行儀が良いとはお世辞にも言えないが、こうでもして気を落ち着けないと目の前の連中を殴ってしまいそうだった。
出された茶に手を付けず、周囲をジロリと睨み付ける。
男達の背後にいる藍色の布を全身にまとった護衛らが見せ付けるように剣の柄を鳴らしたが、桂樹は一向に怯まなかった。
むしろ、斬り掛かってみろよと思う。
そうすれば、こんな茶番に付き合わなくても済むのだ。まったくもって、馬鹿馬鹿しい。
「桂樹、やめなさい」
隣に座る月がそっと告げる。
長い髪をゆるく編み、下に垂らした姿で、落ち着いた萌黄色の服をゆったりとまとっている。
横顔はいつものごとく凛と顎をひき、目の前を見据えている。
余裕、なのだろうか。
その様子に桂樹は眉を潜めながら指を落ち着けた。
「何か、勘違いをしてはいないかね」
円状に並ぶ中で、ちょうど桂樹の正面に座る男が嫌味たらしい口調で桂樹に話し掛ける。
「君はあくまでも長の弟であって長ではない。君自身には何の権限もないのだよ」
まわりが同意するように嗤う。
明らかに桂樹のことを下に見ているその態度に、桂樹はいきり立つことなく鼻で笑ってみせた。
「知ってますよ、そんなこと。だから俺は自由に動けるんです。あなた達と違って何の権限も拘束もない代わりね。……色々聞いてますよ、あなた達の無能さを」
「なんだと…!」
「躑躅(つつじ)殿、あなた軍事局長と何を企んでいるんですか。架空の兵器なんぞ話に持ち出して。馬鹿らしい」
「貴様ッ…!不敬だぞ!」
「不敬なのはどっちだよ。あんた達、この木蓮が他の領地と比べて小さいからといって舐めてるだろう。
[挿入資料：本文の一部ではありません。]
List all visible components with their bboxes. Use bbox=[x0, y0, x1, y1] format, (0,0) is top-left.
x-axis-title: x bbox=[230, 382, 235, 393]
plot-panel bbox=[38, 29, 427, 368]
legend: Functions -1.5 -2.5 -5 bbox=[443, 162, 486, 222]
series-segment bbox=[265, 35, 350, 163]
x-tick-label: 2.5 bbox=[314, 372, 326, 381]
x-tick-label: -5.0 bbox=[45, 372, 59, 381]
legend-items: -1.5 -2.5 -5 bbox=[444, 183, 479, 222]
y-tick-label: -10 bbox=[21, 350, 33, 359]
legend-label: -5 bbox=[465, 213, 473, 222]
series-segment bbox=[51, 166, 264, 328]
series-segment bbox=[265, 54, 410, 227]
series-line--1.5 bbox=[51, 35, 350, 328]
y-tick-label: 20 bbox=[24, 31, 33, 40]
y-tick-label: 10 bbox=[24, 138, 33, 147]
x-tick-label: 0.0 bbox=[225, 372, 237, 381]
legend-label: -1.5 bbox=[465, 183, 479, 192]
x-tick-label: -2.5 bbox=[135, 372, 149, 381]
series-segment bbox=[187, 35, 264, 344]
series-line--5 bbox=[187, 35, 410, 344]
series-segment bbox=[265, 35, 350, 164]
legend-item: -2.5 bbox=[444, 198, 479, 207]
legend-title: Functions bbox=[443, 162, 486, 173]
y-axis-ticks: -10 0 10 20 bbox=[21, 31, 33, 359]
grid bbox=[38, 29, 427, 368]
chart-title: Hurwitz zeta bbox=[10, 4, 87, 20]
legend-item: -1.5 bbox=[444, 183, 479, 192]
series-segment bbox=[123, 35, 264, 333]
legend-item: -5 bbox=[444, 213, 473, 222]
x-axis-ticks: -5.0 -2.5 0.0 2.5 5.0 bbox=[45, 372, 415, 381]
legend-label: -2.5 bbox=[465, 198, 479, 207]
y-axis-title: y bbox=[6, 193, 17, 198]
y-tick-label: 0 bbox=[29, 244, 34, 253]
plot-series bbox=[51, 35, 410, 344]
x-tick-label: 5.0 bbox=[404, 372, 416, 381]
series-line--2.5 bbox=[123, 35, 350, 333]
あんた達がうちの民を誑かして内輪揉めをさせようとしていることもこっちは知ってんだ」
「なッ…」
顔を真っ赤にさせた年配の男を筆頭に、場に座する者の顔が一斉に歪められる。
「うちの領地を乗っ取って、果ては東の国々も乗っ取るために戦をおっ始めようって魂胆か?」
獰猛な獅子のように、白い歯を剥き出しにして相手を威嚇する。
精々凶悪そうに見えるといい。
これまでに散々煮え湯を啜らされてきたが、同じ目線に立ってからは、違う。
月が長になってからは、これまで通り好き勝手できると思うなよ。
西の陣は、東と違って三陣しかないために一つの領地が大きく、それに比例して権力も大きい。
西の属長は、東でいう陣長と同等の位にあった。
「――やめなさいと言ったでしょう」
桂樹。
制止の言葉の割に、月の口調はどこか優しさを含んでいる。
伺うと、ちらりと茶目っ気の含んだ視線が返され、桂樹は頷き、黙っていることにした。
ここからは、月の番だった。
「不出来な弟でして…。
非礼の数々、お詫び致します。どうぞお赦し下さい」
薄く笑んだ顔は、まるで咲き誇る百合のように美しい。
全員がほう、と見惚れ、鼻の下を伸ばした。
しかしそれも、次の瞬間には凍り付くこととなった。
「それで…、この者達の処分をどうしましょう?」
リン、と鈴の音を合図に、扉から数人の男達が倒れこんできた。その顔を見るや否や、声を荒げていた男達の顔色がサッと青くなる。
「見覚えがありますよね、皆さん」
我が血縁ながら恐ろしい、と桂樹は密かに思い、しばらく傍観に徹することにした。